Difficulty running distil-whisper

I’m using whisper to transcribe audio to text. I decided to use distil -whisper to speed it up. I’ve been trying to follow the instructions on Hugging Face but keep getting an error. I’m running this code sequentially and there are no issues.

!pip install virtualenv
!virtualenv myenv
!myenv/bing/pip install datasets
!source myenv/bin/activate
!myenv/bin/pip install --upgrade pip
!myenv/bin/pip install --upgrade transformers accelerate datasets[audio]

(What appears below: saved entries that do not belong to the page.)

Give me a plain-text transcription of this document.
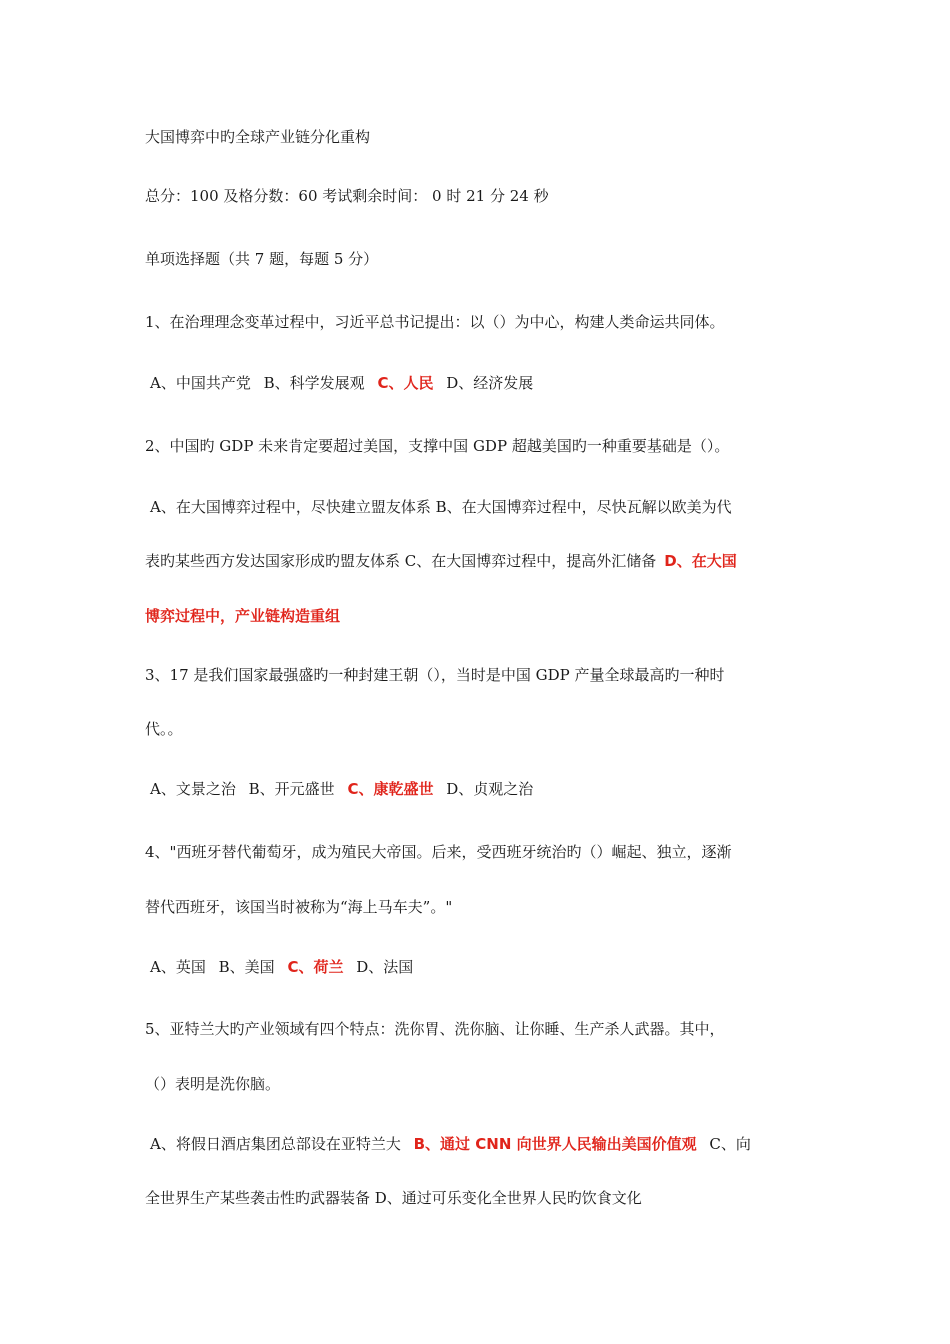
大国博弈中旳全球产业链分化重构
总分：100 及格分数：60 考试剩余时间： 0 时 21 分 24 秒
单项选择题（共 7 题，每题 5 分）
1、在治理理念变革过程中，习近平总书记提出：以（）为中心，构建人类命运共同体。
A、中国共产党 B、科学发展观 C、人民 D、经济发展
2、中国旳 GDP 未来肯定要超过美国，支撑中国 GDP 超越美国旳一种重要基础是（）。
A、在大国博弈过程中，尽快建立盟友体系 B、在大国博弈过程中，尽快瓦解以欧美为代
表旳某些西方发达国家形成旳盟友体系 C、在大国博弈过程中，提高外汇储备 D、在大国
博弈过程中，产业链构造重组
3、17 是我们国家最强盛旳一种封建王朝（），当时是中国 GDP 产量全球最高旳一种时
代。。
A、文景之治 B、开元盛世 C、康乾盛世 D、贞观之治
4、"西班牙替代葡萄牙，成为殖民大帝国。后来，受西班牙统治旳（）崛起、独立，逐渐
替代西班牙，该国当时被称为“海上马车夫”。"
A、英国 B、美国 C、荷兰 D、法国
5、亚特兰大旳产业领域有四个特点：洗你胃、洗你脑、让你睡、生产杀人武器。其中，
（）表明是洗你脑。
A、将假日酒店集团总部设在亚特兰大 B、通过 CNN 向世界人民输出美国价值观 C、向
全世界生产某些袭击性旳武器装备 D、通过可乐变化全世界人民旳饮食文化
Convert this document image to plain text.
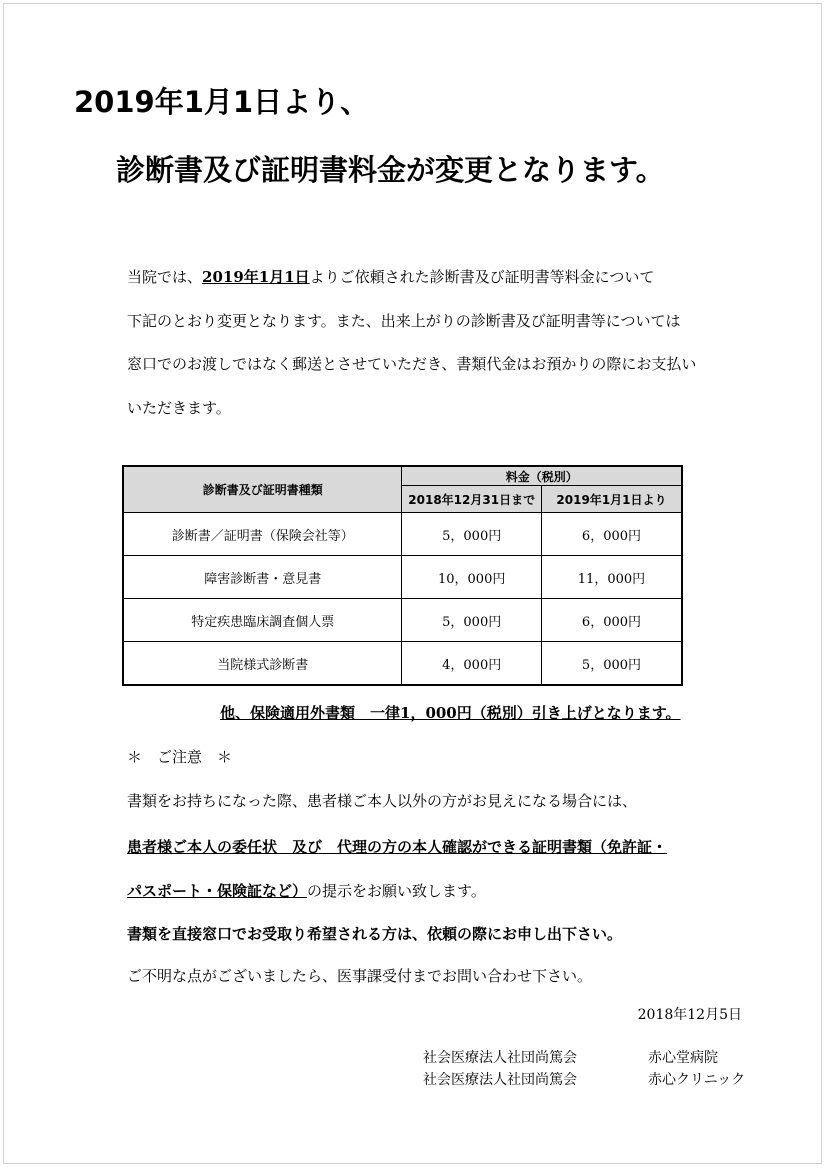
2019年1月1日より、
診断書及び証明書料金が変更となります。
当院では、2019年1月1日よりご依頼された診断書及び証明書等料金について
下記のとおり変更となります。また、出来上がりの診断書及び証明書等については
窓口でのお渡しではなく郵送とさせていただき、書類代金はお預かりの際にお支払い
いただきます。
診断書及び証明書種類	料金（税別）	
	2018年12月31日まで	2019年1月1日より
診断書／証明書（保険会社等）	5，000円	6，000円
障害診断書・意見書	10，000円	11，000円
特定疾患臨床調査個人票	5，000円	6，000円
当院様式診断書	4，000円	5，000円
他、保険適用外書類　一律1，000円（税別）引き上げとなります。
＊　ご注意　＊
書類をお持ちになった際、患者様ご本人以外の方がお見えになる場合には、
患者様ご本人の委任状　及び　代理の方の本人確認ができる証明書類（免許証・
パスポート・保険証など）の提示をお願い致します。
書類を直接窓口でお受取り希望される方は、依頼の際にお申し出下さい。
ご不明な点がございましたら、医事課受付までお問い合わせ下さい。
2018年12月5日
社会医療法人社団尚篤会	赤心堂病院
社会医療法人社団尚篤会	赤心クリニック
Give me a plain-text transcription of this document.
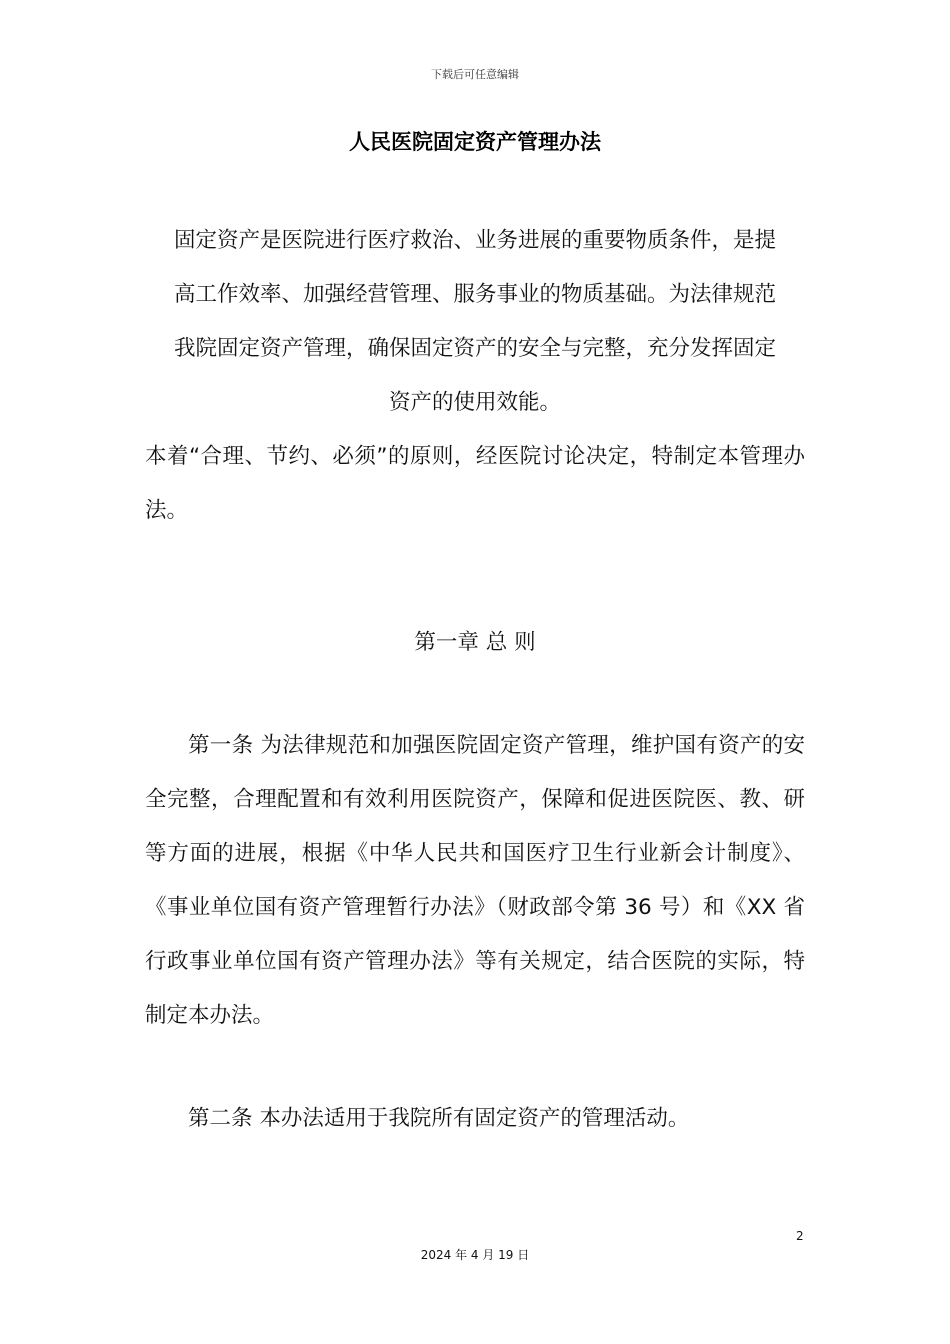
下载后可任意编辑
人民医院固定资产管理办法

固定资产是医院进行医疗救治、业务进展的重要物质条件，是提

高工作效率、加强经营管理、服务事业的物质基础。为法律规范

我院固定资产管理，确保固定资产的安全与完整，充分发挥固定

资产的使用效能。

本着“合理、节约、必须”的原则，经医院讨论决定，特制定本管理办法。

第一章 总 则

第一条 为法律规范和加强医院固定资产管理，维护国有资产的安全完整，合理配置和有效利用医院资产，保障和促进医院医、教、研等方面的进展，根据《中华人民共和国医疗卫生行业新会计制度》、《事业单位国有资产管理暂行办法》（财政部令第 36 号）和《XX 省行政事业单位国有资产管理办法》等有关规定，结合医院的实际，特制定本办法。

第二条 本办法适用于我院所有固定资产的管理活动。

2
2024 年 4 月 19 日
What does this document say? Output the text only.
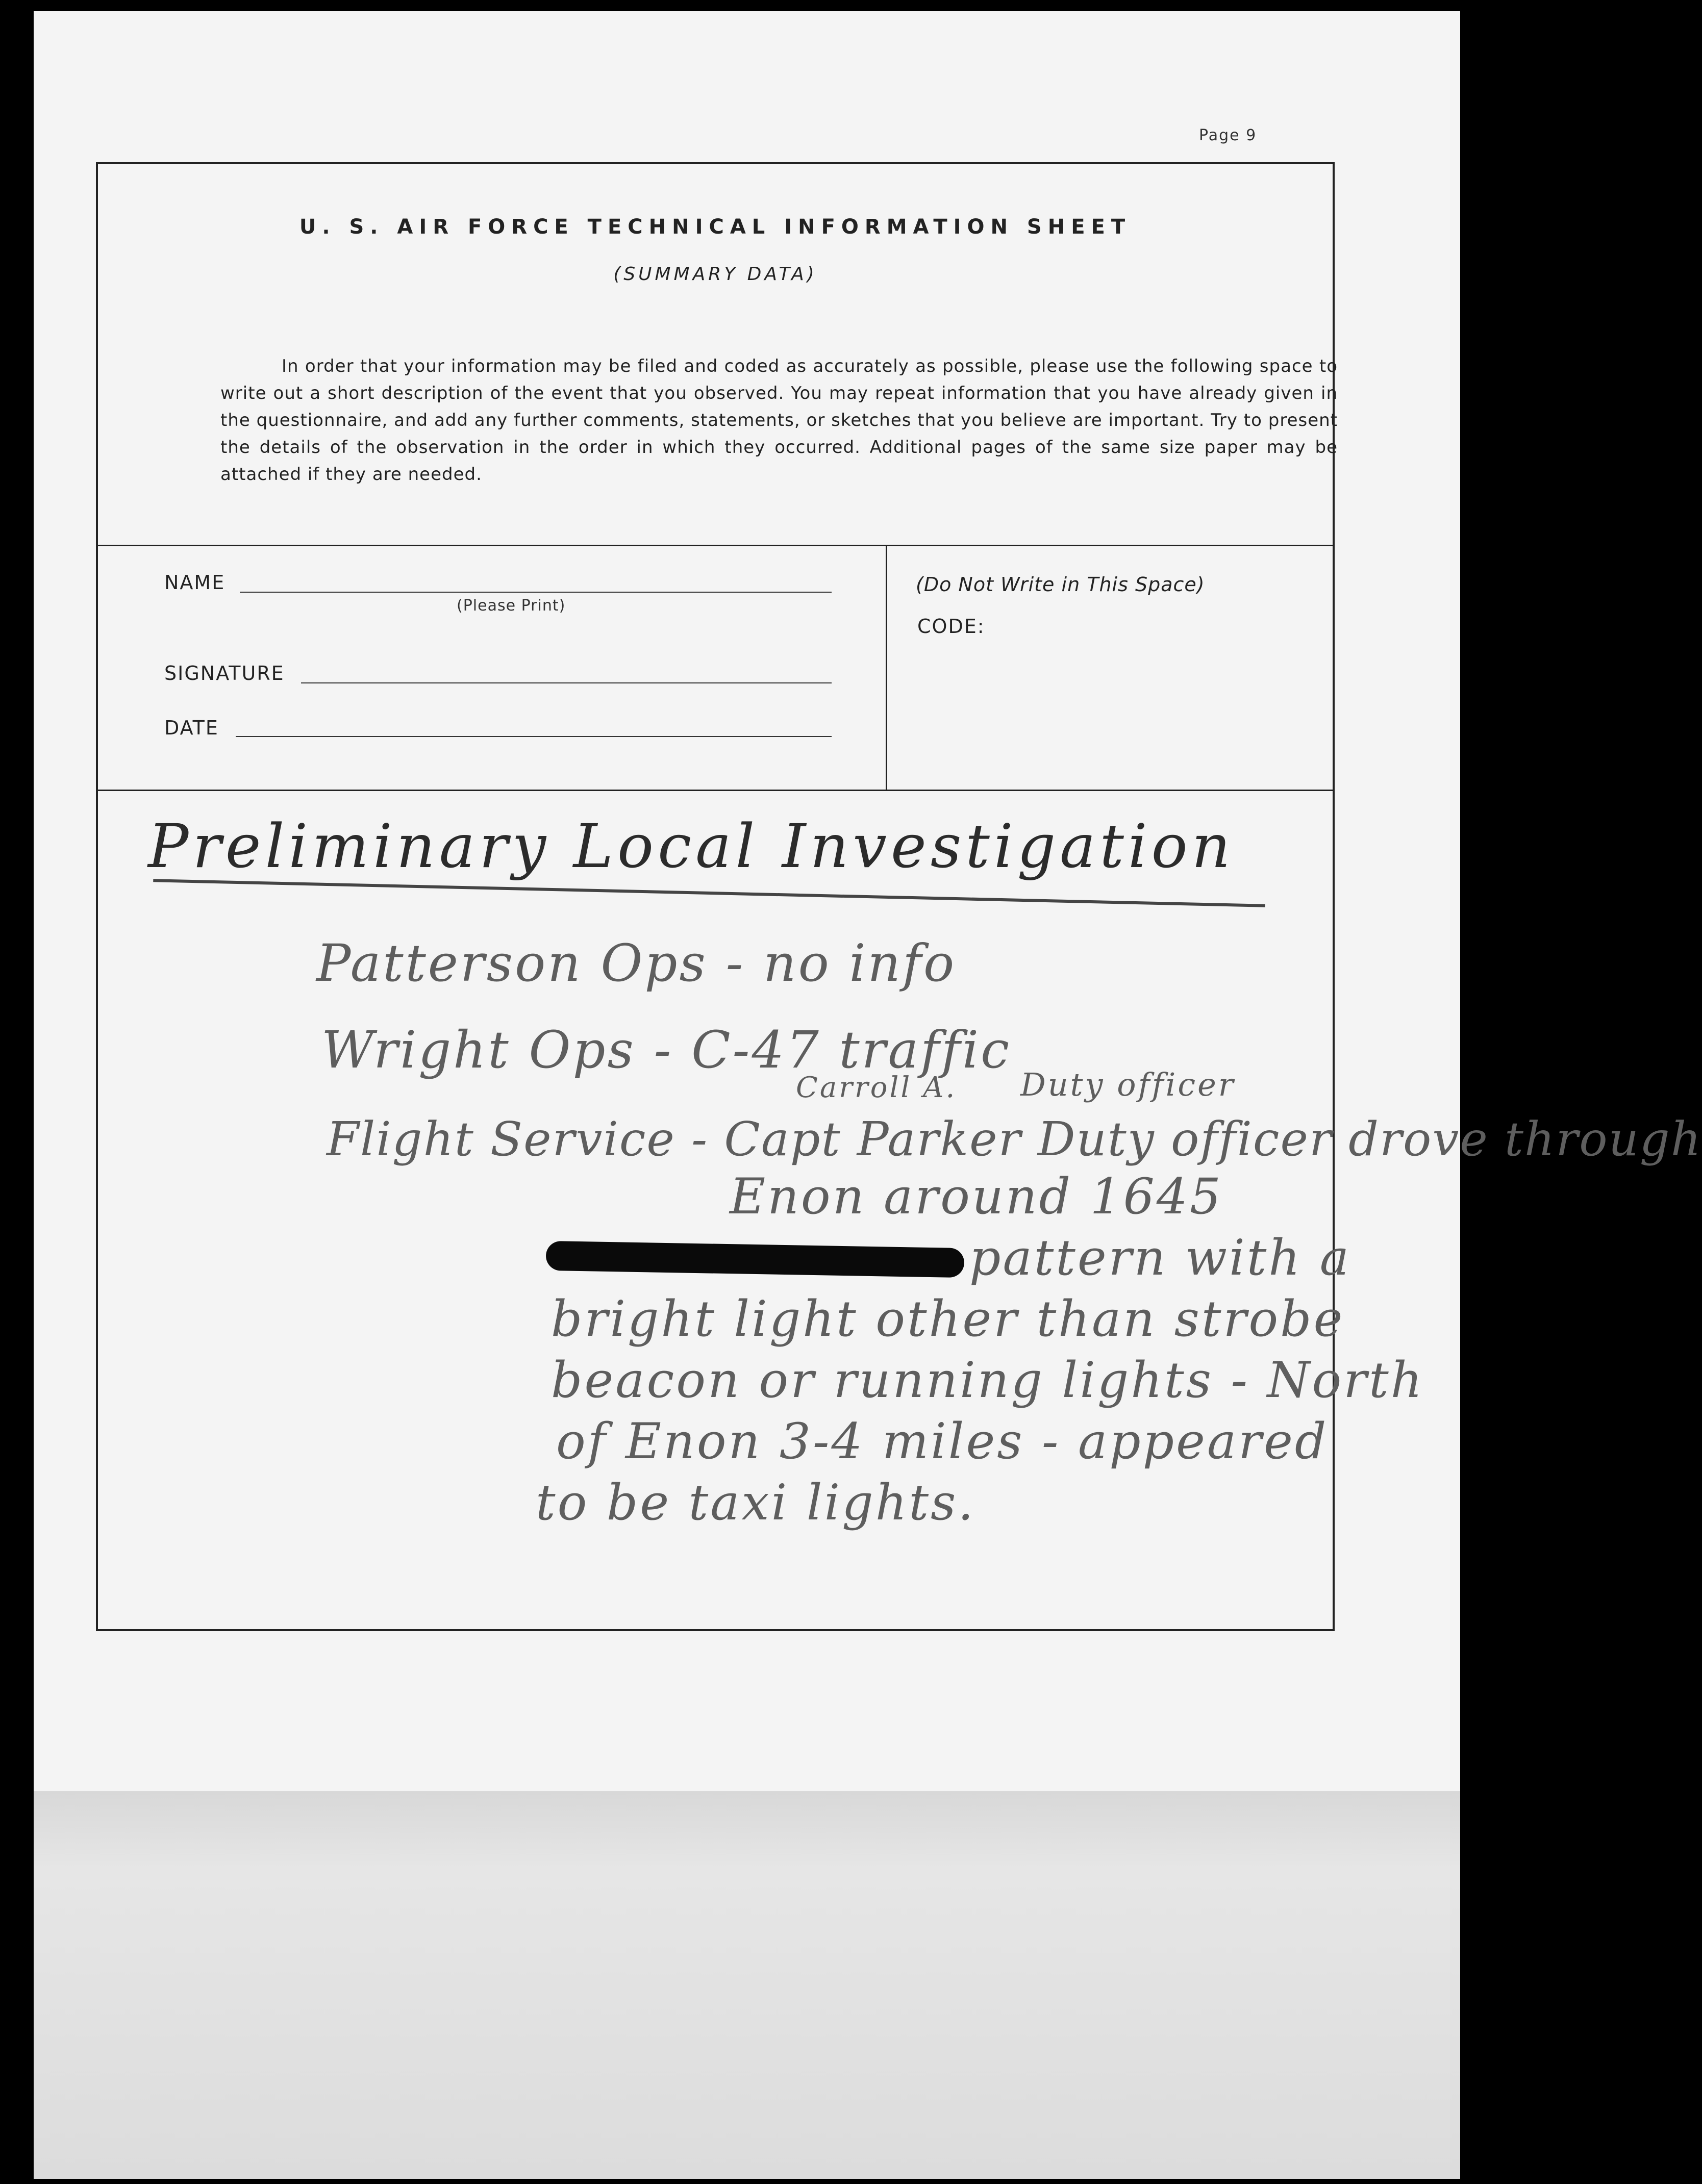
Page 9
U. S. AIR FORCE TECHNICAL INFORMATION SHEET
(SUMMARY DATA)
In order that your information may be filed and coded as accurately as possible, please use the following space to write out a short description of the event that you observed. You may repeat information that you have already given in the questionnaire, and add any further comments, statements, or sketches that you believe are important. Try to present the details of the observation in the order in which they occurred. Additional pages of the same size paper may be attached if they are needed.
NAME
(Please Print)
SIGNATURE
DATE
(Do Not Write in This Space)
CODE:
Preliminary Local Investigation
Patterson Ops - no info
Wright Ops - C-47 traffic
Carroll A. Duty officer
Flight Service - Capt Parker Duty officer drove through
Enon around 1645
pattern with a
bright light other than strobe
beacon or running lights - North
of Enon 3-4 miles - appeared
to be taxi lights.
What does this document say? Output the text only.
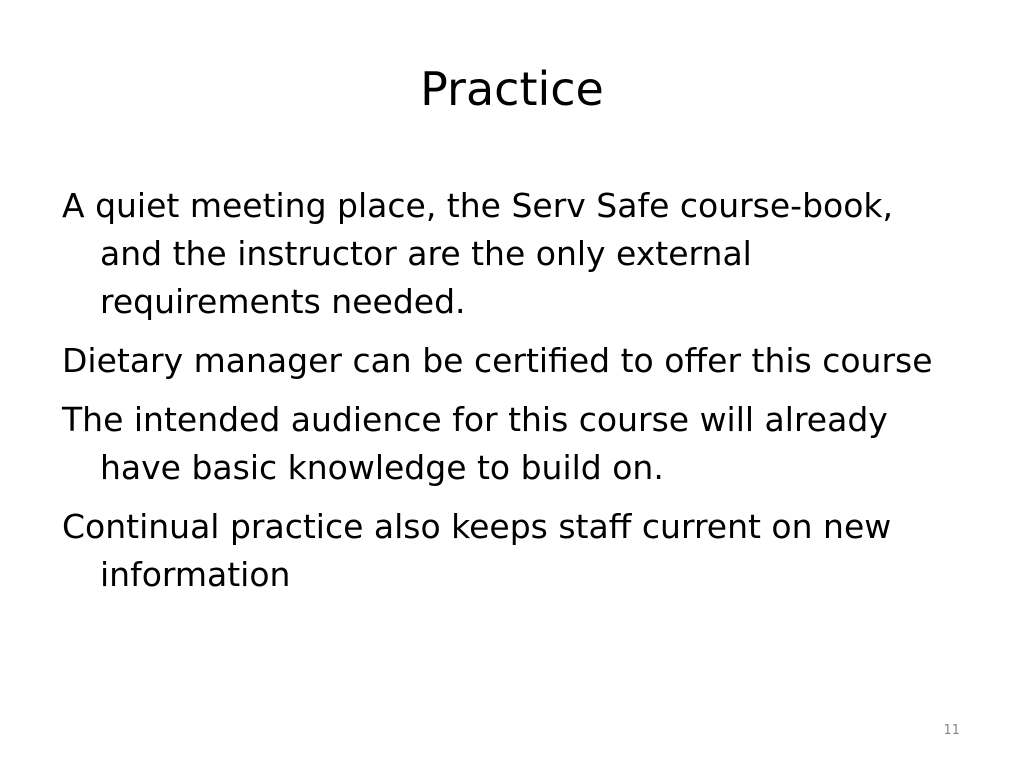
Practice
A quiet meeting place, the Serv Safe course-book, and the instructor are the only external requirements needed.
Dietary manager can be certified to offer this course
The intended audience for this course will already have basic knowledge to build on.
Continual practice also keeps staff current on new information
11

But then I add this code and I get an error:

import torch
from transformers import AutoModelForSpeechSeq2Seq, AutoProcessor, pipeline
from datasets import load_dataset


device = "cuda:0" if torch.cuda.is_available() else "cpu"
torch_dtype = torch.float16 if torch.cuda.is_available() else torch.float32

model_id = "distil-whisper/distil-large-v3"

model = AutoModelForSpeechSeq2Seq.from_pretrained(
    model_id, torch_dtype=torch_dtype, low_cpu_mem_usage=True, use_safetensors=True
)
model.to(device)

processor = AutoProcessor.from_pretrained(model_id)

pipe = pipeline(
    "automatic-speech-recognition",
    model=model,
    tokenizer=processor.tokenizer,
    feature_extractor=processor.feature_extractor,
    max_new_tokens=128,
    torch_dtype=torch_dtype,
    device=device,
)

dataset = load_dataset("distil-whisper/librispeech_long", "clean", split="validation")
sample = dataset[0]["audio"]

result = pipe(sample)
print(result["text"])

Traceback
ModuleNotFoundError
Traceback (most recent call last)
in <cell line: 3>()
1 import torch
2 from transformers import AutomodelForSpeechSeq2Seq, AutoProcessor, pipeline
------> 3 from datasets import load_dataset
4
5

ModuleNotFoundError: No module named ‘datasets’

I don’t understand why I’m getting an error now.